There’s no doubt it provides a superb spectacle, but the dangers are very real.
With Dundee’s match v Rangers already well delayed, with the Rangers team bus caught in traffic, it was again halted just two minutes into play as flares set off by Gers fans set off fire alarms in the stand. The players were taken off the park.
Ultimately, football exists to watch the players play, not to witness a fireworks spectacular or light shows.
Pyro can create spectator vision issues as smoke wafts across the pitch and it can cause breathing difficulties for some fans too, not to mention the dangers of serious burns.
Former Dundee player Leigh Griffiths was fined earlier this year for booting a smoke bomb thrown by a spectator back into the crowd.

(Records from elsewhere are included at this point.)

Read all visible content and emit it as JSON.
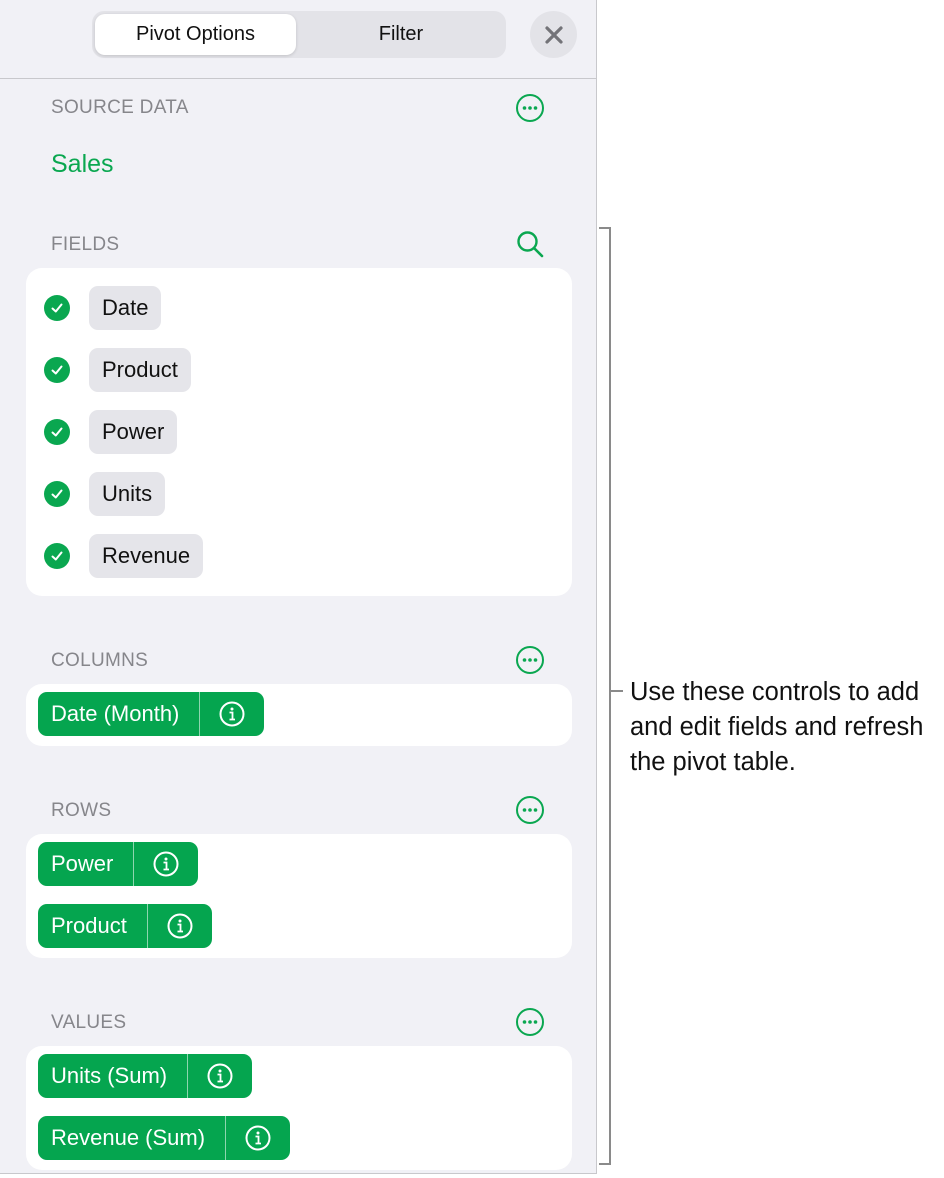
{
  "header": {
    "tabs": [
      {
        "label": "Pivot Options",
        "active": true
      },
      {
        "label": "Filter",
        "active": false
      }
    ],
    "close_icon": "close-icon"
  },
  "source_data": {
    "label": "SOURCE DATA",
    "value": "Sales",
    "more_icon": "ellipsis-circle-icon"
  },
  "fields": {
    "label": "FIELDS",
    "search_icon": "search-icon",
    "items": [
      {
        "label": "Date",
        "checked": true
      },
      {
        "label": "Product",
        "checked": true
      },
      {
        "label": "Power",
        "checked": true
      },
      {
        "label": "Units",
        "checked": true
      },
      {
        "label": "Revenue",
        "checked": true
      }
    ]
  },
  "columns": {
    "label": "COLUMNS",
    "items": [
      {
        "label": "Date (Month)"
      }
    ]
  },
  "rows": {
    "label": "ROWS",
    "items": [
      {
        "label": "Power"
      },
      {
        "label": "Product"
      }
    ]
  },
  "values": {
    "label": "VALUES",
    "items": [
      {
        "label": "Units (Sum)"
      },
      {
        "label": "Revenue (Sum)"
      }
    ]
  },
  "callout": {
    "text": "Use these controls to add and edit fields and refresh the pivot table."
  },
  "colors": {
    "accent": "#0aa750",
    "pill": "#05a54f",
    "panel_bg": "#f1f1f6",
    "section_label": "#86868b"
  }
}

Football matches are fractured enough these days with the interruption of games by lengthy VAR intrusions, the last thing the game needs is further interruptions from pyro disrupting matches.

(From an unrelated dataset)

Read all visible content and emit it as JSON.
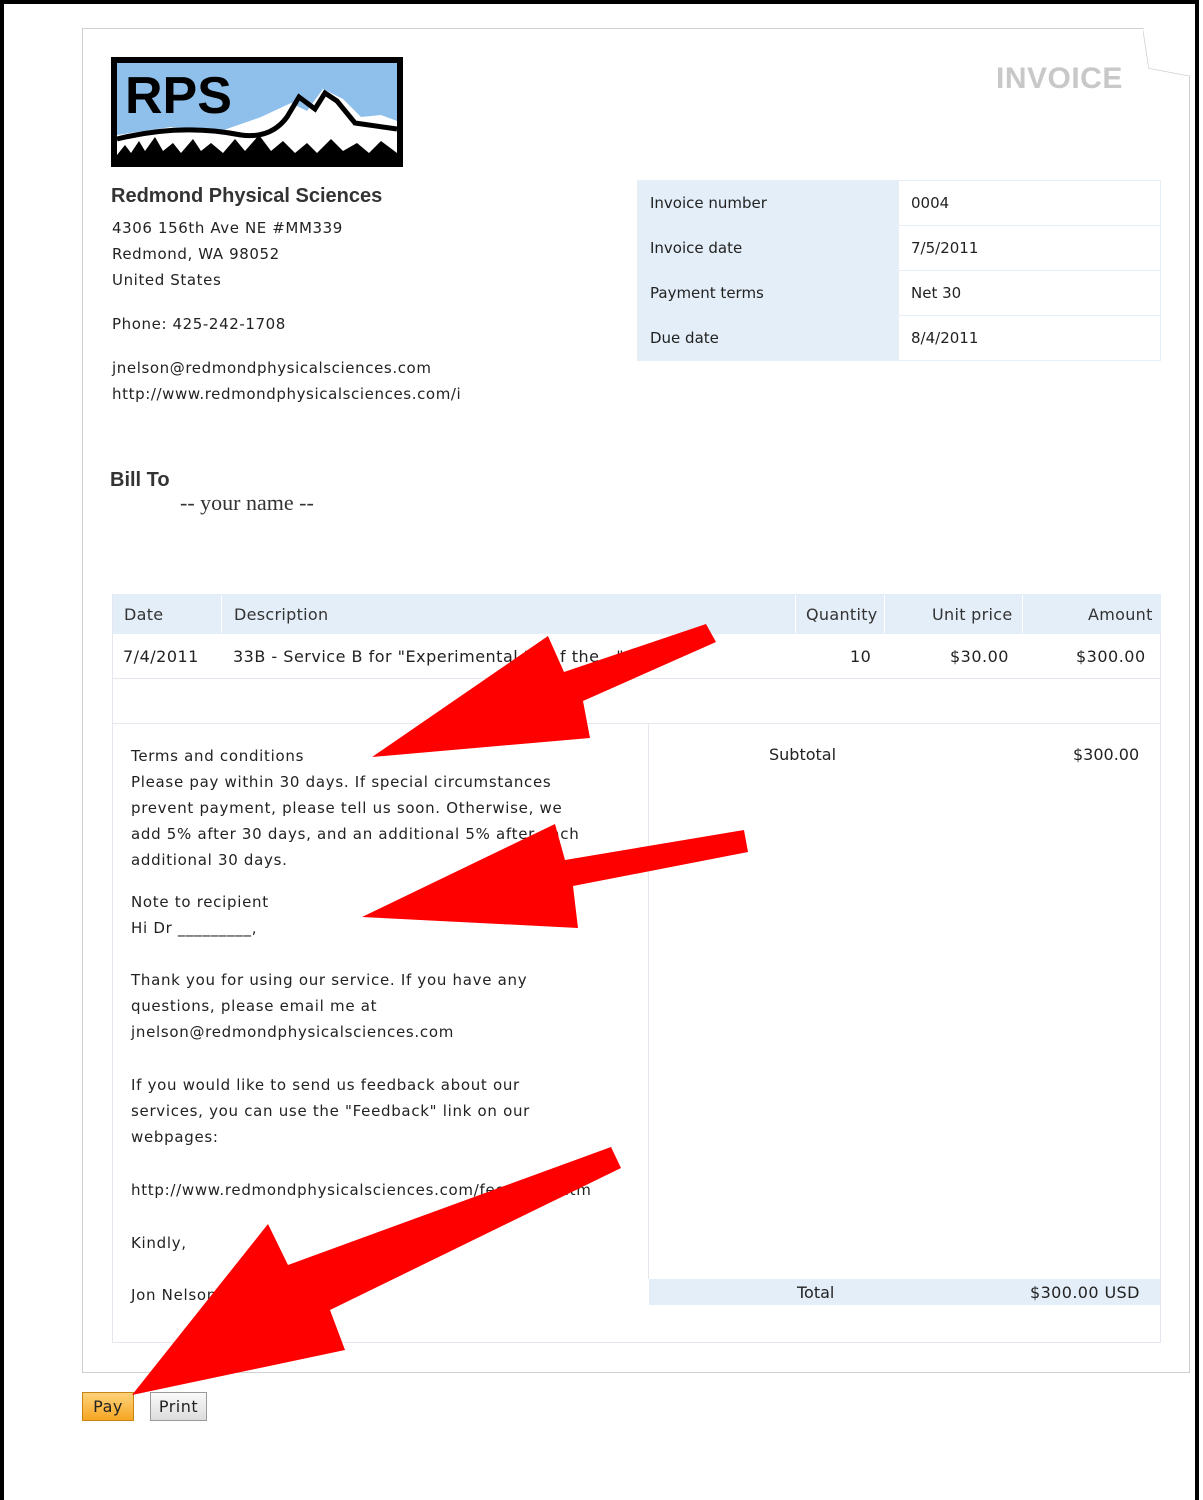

It may be a spectacle, but the main event concerns the round ball in play, not an amateur dramatics display from folk who appear to have more interest in creating their own entertainment off the pitch than what they’ve paid to watch on it.
In football you’re only a number and, when you stop performing, your number is very quickly up as Steven MacLean found out at St Johnstone.

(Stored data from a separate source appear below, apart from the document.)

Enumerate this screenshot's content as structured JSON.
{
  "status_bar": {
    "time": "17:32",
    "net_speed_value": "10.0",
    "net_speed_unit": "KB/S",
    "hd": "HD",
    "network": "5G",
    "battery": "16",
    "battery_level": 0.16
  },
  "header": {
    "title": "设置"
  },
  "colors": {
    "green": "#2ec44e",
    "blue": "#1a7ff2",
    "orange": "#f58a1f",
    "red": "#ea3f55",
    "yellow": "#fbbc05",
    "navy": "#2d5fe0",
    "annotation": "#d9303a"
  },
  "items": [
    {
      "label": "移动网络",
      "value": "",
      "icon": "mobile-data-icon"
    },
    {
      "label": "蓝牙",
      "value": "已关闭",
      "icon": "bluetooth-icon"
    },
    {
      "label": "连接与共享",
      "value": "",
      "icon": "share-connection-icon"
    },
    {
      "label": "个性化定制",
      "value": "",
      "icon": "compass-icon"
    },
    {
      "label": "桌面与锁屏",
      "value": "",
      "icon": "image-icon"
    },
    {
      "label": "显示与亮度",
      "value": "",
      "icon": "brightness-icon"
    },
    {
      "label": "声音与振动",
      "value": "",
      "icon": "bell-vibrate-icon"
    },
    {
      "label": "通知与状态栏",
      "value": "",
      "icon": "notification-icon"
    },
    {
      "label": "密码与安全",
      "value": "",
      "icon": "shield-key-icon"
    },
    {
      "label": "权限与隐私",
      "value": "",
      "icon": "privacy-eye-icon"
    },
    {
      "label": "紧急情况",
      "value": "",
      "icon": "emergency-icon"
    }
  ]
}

A club legend, the transition to top flight management came too early for him and, while Saints fans are vexed that a great club man has departed, very few feel that the club haven’t done the right thing in parting ways with him.
Loyalty counts, but success counts more and Saints had enjoyed very little under a man who, as a player, gave them some of their finest moments.
Fans are fickle, but they pay their money and are entitled to be.
I saw some Celtic fans complaining after their squeaky win over St Mirren that James Forrest, who’s in his testimonial year, was past his sell by date, and others opining that the five-year deal for Callum McGregor was replicating what they felt was the mistake of keeping Scott Brown when his best days were behind him.
Clubs and supporters alike are merciless in passing judgement on those who are deemed to have no further use to them.
It’s one of the reasons I can’t blame players and managers who put career advancement before club loyalty when opportunities to move present themselves.
Dundee United are proving adept at wining with scintillating style, but also with dogged determination.
A free-flowing, high-scoring hammering of Arbroath was followed by a doughty display to take the points at Airdrie.
The hallmark of top sides is that they produce required results when they’re not necessarily in their pomp.
No team can hit the heights every week, but the best sides find ways even when they’re off the boil to make things too hot for the opposition.
United are becoming masters of the art.